EUR/USD Current price: 1.1867
- The US pulled out from the Iranian deal, dollar bulls persist.
- EUR/USD holds near a strong mid-term support tested intraday around 1.1840.
The EUR/USD pair reached yet another 2018 low at 1.1837 before bouncing modestly, down for a third consecutive day. The greenback didn't need much to keep strengthening, and in fact, macroeconomic data was once again ignored by market participants. Still, comments from Fed's head Powell, gave the greenback a boost early Europe, as he reaffirmed the tightening path from the central bank. German data was generally positive, as Industrial Production rose 1.0% in March after a -1.7% in February, while the trade balance surplus for the same month surpassed market's expectations with €22.0B. Still, imports fell 0.9% in March, while exports grew 1.7%, slightly below market's forecast. In the US, the NFIB Business Optimism Index for April fell to 104.8, but May's IBD/TIPP Economic Optimism index was better-than-expected printing 53.6. None of them anyway is a market mover, but surely indicate that business sentiment seems to be improving this month.
Anyway, the market was all about Trump's announcement on its position on the Iranian nuclear deal. Headlines were contradictory mid-US afternoon, with oil prices plummeting and recovering sharply right afterward. As largely expected, the US President announced that the country is leaving the pact, triggering some noise, although not affecting much the greenback against major rivals. The European calendar has nothing of relevance to offer this Wednesday, while the US will release the Producer Price index for April.

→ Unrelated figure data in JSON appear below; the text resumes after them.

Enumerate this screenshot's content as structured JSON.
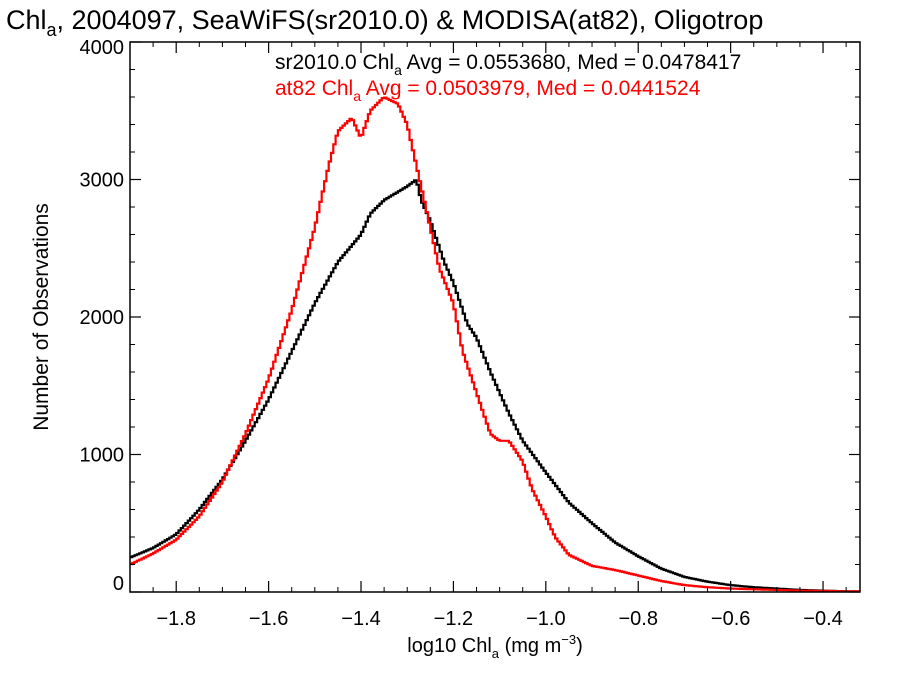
{
  "chart_data": {
    "type": "line",
    "title": {
      "prefix": "Chl",
      "sub": "a",
      "rest": ", 2004097, SeaWiFS(sr2010.0) & MODISA(at82), Oligotrop"
    },
    "xlabel": {
      "prefix": "log10 Chl",
      "sub": "a",
      "mid": " (mg m",
      "sup": "−3",
      "end": ")"
    },
    "ylabel": "Number of Observations",
    "xlim": [
      -1.9,
      -0.32
    ],
    "ylim": [
      0,
      4000
    ],
    "xticks": [
      -1.8,
      -1.6,
      -1.4,
      -1.2,
      -1.0,
      -0.8,
      -0.6,
      -0.4
    ],
    "xtick_labels": [
      "−1.8",
      "−1.6",
      "−1.4",
      "−1.2",
      "−1.0",
      "−0.8",
      "−0.6",
      "−0.4"
    ],
    "yticks": [
      0,
      1000,
      2000,
      3000,
      4000
    ],
    "ytick_labels": [
      "0",
      "1000",
      "2000",
      "3000",
      "4000"
    ],
    "series": [
      {
        "name": "sr2010.0",
        "color": "#000000",
        "legend": {
          "prefix": "sr2010.0 Chl",
          "sub": "a",
          "rest": " Avg = 0.0553680, Med = 0.0478417"
        },
        "x": [
          -1.9,
          -1.85,
          -1.8,
          -1.75,
          -1.7,
          -1.65,
          -1.6,
          -1.55,
          -1.5,
          -1.45,
          -1.4,
          -1.38,
          -1.35,
          -1.3,
          -1.28,
          -1.27,
          -1.25,
          -1.22,
          -1.2,
          -1.17,
          -1.15,
          -1.12,
          -1.1,
          -1.08,
          -1.05,
          -1.0,
          -0.95,
          -0.9,
          -0.85,
          -0.8,
          -0.75,
          -0.7,
          -0.65,
          -0.6,
          -0.55,
          -0.5,
          -0.45,
          -0.4,
          -0.35,
          -0.32
        ],
        "y": [
          250,
          320,
          420,
          600,
          820,
          1100,
          1400,
          1750,
          2100,
          2400,
          2600,
          2750,
          2850,
          2950,
          3000,
          2850,
          2700,
          2400,
          2250,
          1950,
          1850,
          1600,
          1450,
          1300,
          1100,
          870,
          650,
          500,
          360,
          260,
          170,
          110,
          75,
          50,
          35,
          25,
          15,
          10,
          5,
          5
        ]
      },
      {
        "name": "at82",
        "color": "#ff0000",
        "legend": {
          "prefix": "at82 Chl",
          "sub": "a",
          "rest": " Avg = 0.0503979, Med = 0.0441524"
        },
        "x": [
          -1.9,
          -1.85,
          -1.8,
          -1.75,
          -1.7,
          -1.65,
          -1.6,
          -1.55,
          -1.5,
          -1.47,
          -1.45,
          -1.42,
          -1.4,
          -1.38,
          -1.35,
          -1.32,
          -1.3,
          -1.28,
          -1.27,
          -1.25,
          -1.23,
          -1.2,
          -1.18,
          -1.15,
          -1.12,
          -1.1,
          -1.08,
          -1.05,
          -1.03,
          -1.0,
          -0.98,
          -0.95,
          -0.9,
          -0.85,
          -0.8,
          -0.75,
          -0.7,
          -0.65,
          -0.6,
          -0.55,
          -0.5,
          -0.45,
          -0.4,
          -0.35,
          -0.32
        ],
        "y": [
          200,
          280,
          380,
          550,
          800,
          1150,
          1550,
          2050,
          2650,
          3100,
          3350,
          3450,
          3300,
          3500,
          3600,
          3550,
          3400,
          3100,
          2950,
          2650,
          2350,
          2100,
          1750,
          1450,
          1150,
          1100,
          1100,
          950,
          750,
          550,
          400,
          270,
          190,
          160,
          120,
          80,
          50,
          35,
          25,
          20,
          15,
          10,
          8,
          5,
          5
        ]
      }
    ]
  }
}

Technically, the pair is extremely oversold according to technical readings in the daily chart, but also well below all of its moving averages and with technical indicators heading south, with no signs of changing course. In the shorter term, and after the dust settled, the pair seems comfortable below the 1.1900 level, and the 4 hours chart shows that it still below a bearish 20 SMA, currently around 1.1940, while technical indicators have recovered from oversold readings, but remain well into negative territory, indicating that bulls are still sidelined. As commented on previous updates, the 1.1840 region is quite a strong static support area, which means that a correction from current levels is not out of the table, while a break below it opens doors for a steady slump toward the next big line in the sand at 1.1660.